TCF3 and PBX1 G4 Structures Block DNA Synthesis In Vitro

The precise mechanisms by which formation of G4 DNA structures induce genome instability are not defined. Hotransiently denatured have an opportunity to interact, or self pair, to form structures that interfere with DNA metabolism (Zhao et al., 2010; Lopes et al., 2011; van Kregten and Tijsterman, 2014). Presumably, highly stable non-duplex DNA structures are more likely to interfere with DNA transactions compared with those that are less stable. To test that model for TCF3 G4 sequence motifs we next employed primer extension assays using genomic sequences surrounding the major break sites. This assay has been well described for characterizing G4 formation, showing that K+ ions support guanine-dependent G4 formation and polymerase pausing, while Li+ and NH4+ ions do not (Weitzmann et al., 1996; Sun and Hurley, 2010; Ehrat et al., 2012). Using that system, we expected to find K+-dependent polymerase pausing on templates containing TCF3 and PBX1 break site sequences. Templates for this assay contained the G4 motifs shown in Table 1, but also some additional genomic sequence (Supplementary Figure S2).

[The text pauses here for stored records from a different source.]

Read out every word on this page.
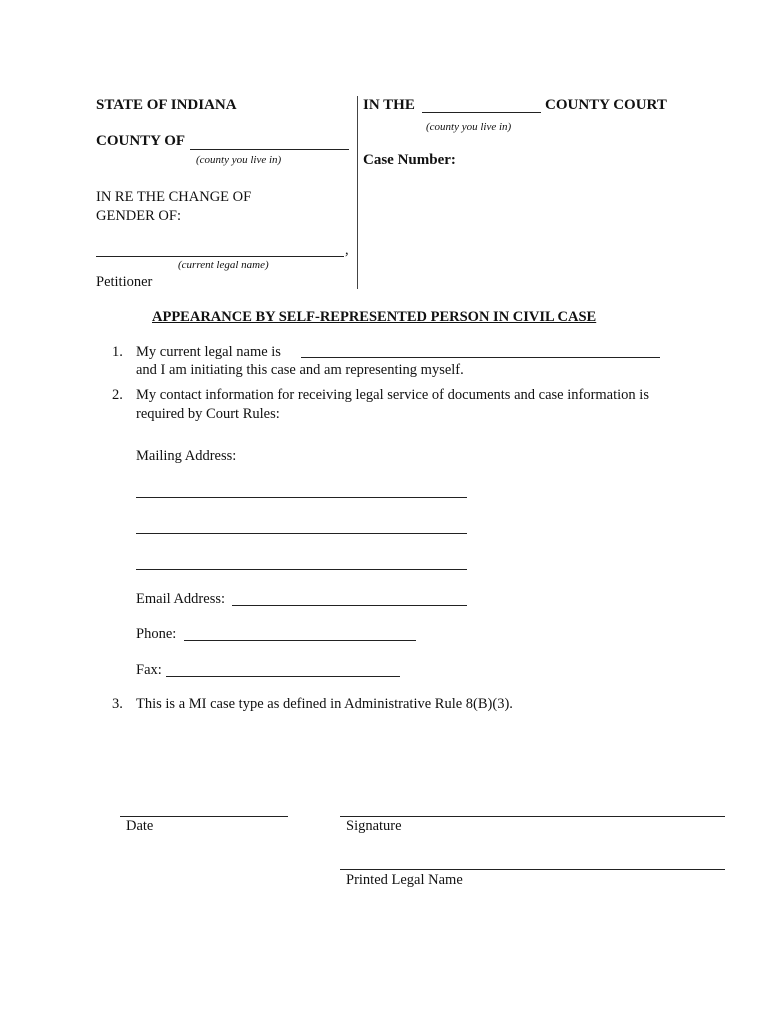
STATE OF INDIANA
COUNTY OF
(county you live in)
IN RE THE CHANGE OF
GENDER OF:
,
(current legal name)
Petitioner
IN THE	COUNTY COURT
(county you live in)
Case Number:
APPEARANCE BY SELF-REPRESENTED PERSON IN CIVIL CASE
1. My current legal name is
and I am initiating this case and am representing myself.
2. My contact information for receiving legal service of documents and case information is
required by Court Rules:
Mailing Address:
Email Address:
Phone:
Fax:
3. This is a MI case type as defined in Administrative Rule 8(B)(3).
Date	Signature
Printed Legal Name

We cloned each sequence into the plasmid pCR2.1 (Invitrogen, Carlsbad, CA, USA) in both orientations with respect to an F1 origin and the primer-binding site. Single-stranded phagemids were then isolated for each orientation (cytosine-rich or guanine-rich sequences) and used as single-stranded templates for primer extension reactions catalyzed by Klenow polymerase. Independent of specific template, polymerase extension reactions showed full-length product when the cytosine-rich strands (complements to the G4 motifs) were assayed, and synthesis was independent of the salt used, as expected (Figure 3A, left and Supplementary Figure S3). In contrast, extension reactions prematurely paused on the guanine-rich templates when K+, but not Li+, was present (Figure 3A, right). Although fully consistent with G4 DNA, we further tested the dependence of stalling on guanine by using thymine substitution mutagenesis to disrupt the repeats in the T-5′, P-1, and P-2 templates (Supplementary Figure S2). Full extension was restored when the G4 motifs were disrupted (Supplementary Figure S4), essentially matching results for the C-rich complements (Figure 3A), and demonstrating that the guanine repeats are needed for the polymerase pausing. Therefore, this stalling of synthesis argues that G4 structures can form from the TCF3 and PBX1 break site sequences.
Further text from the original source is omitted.